Locke put it plainly in an interview with the Guardian.
“There’s a lot more sex, it would be weird if we hadn’t shown it,” he said. “Just because our show is a more earnest version of a queer representation doesn’t mean that sex [shouldn’t be shown]. It’s still a big thing for anyone in the world.”
He was careful to add that Nick and Charlie staying monogamous is not a comment on anybody else’s choices. “I don’t think Heartstopper is ever trying to say anything bad about casual sex,” Locke said. “It’s just nice to see two boys in love.”

Where Connor Drew The Line
Connor, who serves as an executive producer on the film alongside Locke for the first time, described the maths behind the scenes.
“It’s a line that you have to walk: ‘How far are we going to take this?'” he said. “But at the end of the day, it did feel like these two guys are really attracted to each other at the age where they probably would have been doing it.”
The show has never been coy about this. Season three gave Nick and Charlie their first time, and it did so without flinching or apologising. What has changed in the finale is the frequency and the confidence.
— Kit Connor (@KitconnorHS) August 19, 2025
Both actors were quick to puncture any fantasy about how these scenes actually get made.
“In a silent room with lots of middle-aged men,” Connor said. Locke finished the thought: “A camera right next to your face while you’re wearing a cock sock.”
Not quite the fantasy, is it?
What Else Is In The Finale?
Alice Oseman wrote the script, adapting the sixth Heartstopper volume and her novella Nick and Charlie.

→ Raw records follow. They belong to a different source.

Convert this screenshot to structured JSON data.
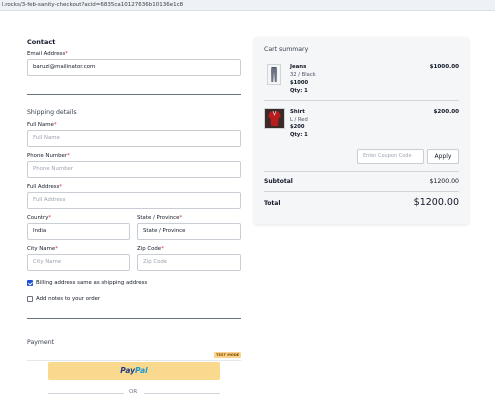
{
  "browser": {
    "url": "l.rocks/3-feb-sanity-checkout?acid=6835ca10127636b10136e1c8"
  },
  "contact": {
    "title": "Contact",
    "email_label": "Email Address",
    "email_value": "baruzi@mailinator.com"
  },
  "shipping": {
    "title": "Shipping details",
    "full_name_label": "Full Name",
    "full_name_placeholder": "Full Name",
    "phone_label": "Phone Number",
    "phone_placeholder": "Phone Number",
    "address_label": "Full Address",
    "address_placeholder": "Full Address",
    "country_label": "Country",
    "country_value": "India",
    "state_label": "State / Province",
    "state_placeholder": "State / Province",
    "city_label": "City Name",
    "city_placeholder": "City Name",
    "zip_label": "Zip Code",
    "zip_placeholder": "Zip Code",
    "billing_same_label": "Billing address same as shipping address",
    "billing_same_checked": true,
    "notes_label": "Add notes to your order",
    "notes_checked": false
  },
  "payment": {
    "title": "Payment",
    "test_badge": "TEST MODE",
    "paypal_pay": "Pay",
    "paypal_pal": "Pal",
    "or_text": "OR"
  },
  "cart": {
    "title": "Cart summary",
    "items": [
      {
        "name": "Jeans",
        "variant": "32 / Black",
        "price": "$1000",
        "qty": "Qty: 1",
        "line_total": "$1000.00",
        "thumb_icon": "jeans-icon"
      },
      {
        "name": "Shirt",
        "variant": "L / Red",
        "price": "$200",
        "qty": "Qty: 1",
        "line_total": "$200.00",
        "thumb_icon": "shirt-icon"
      }
    ],
    "coupon_placeholder": "Enter Coupon Code",
    "apply_label": "Apply",
    "subtotal_label": "Subtotal",
    "subtotal_value": "$1200.00",
    "total_label": "Total",
    "total_value": "$1200.00"
  }
}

Wash Westmoreland directs. Yasmin Finney, William Gao, Corinna Brown, Kizzy Edgell, Tobie Donovan and Rhea Norwood all return, with Derek Jacobi joining the cast. Anna Maxwell Martin takes over as Nick’s mum, Sarah, the role Olivia Colman played across the series.
Netflix commissioned a film instead of a fourth season, a decision reported to follow a viewership drop of around 30 per cent between seasons two and three. Whatever sat behind it, we get a proper ending rather than a cliffhanger, and the two actors who grew up inside this story get to close it themselves.
Heartstopper Forever streams on Netflix from Friday 17 July.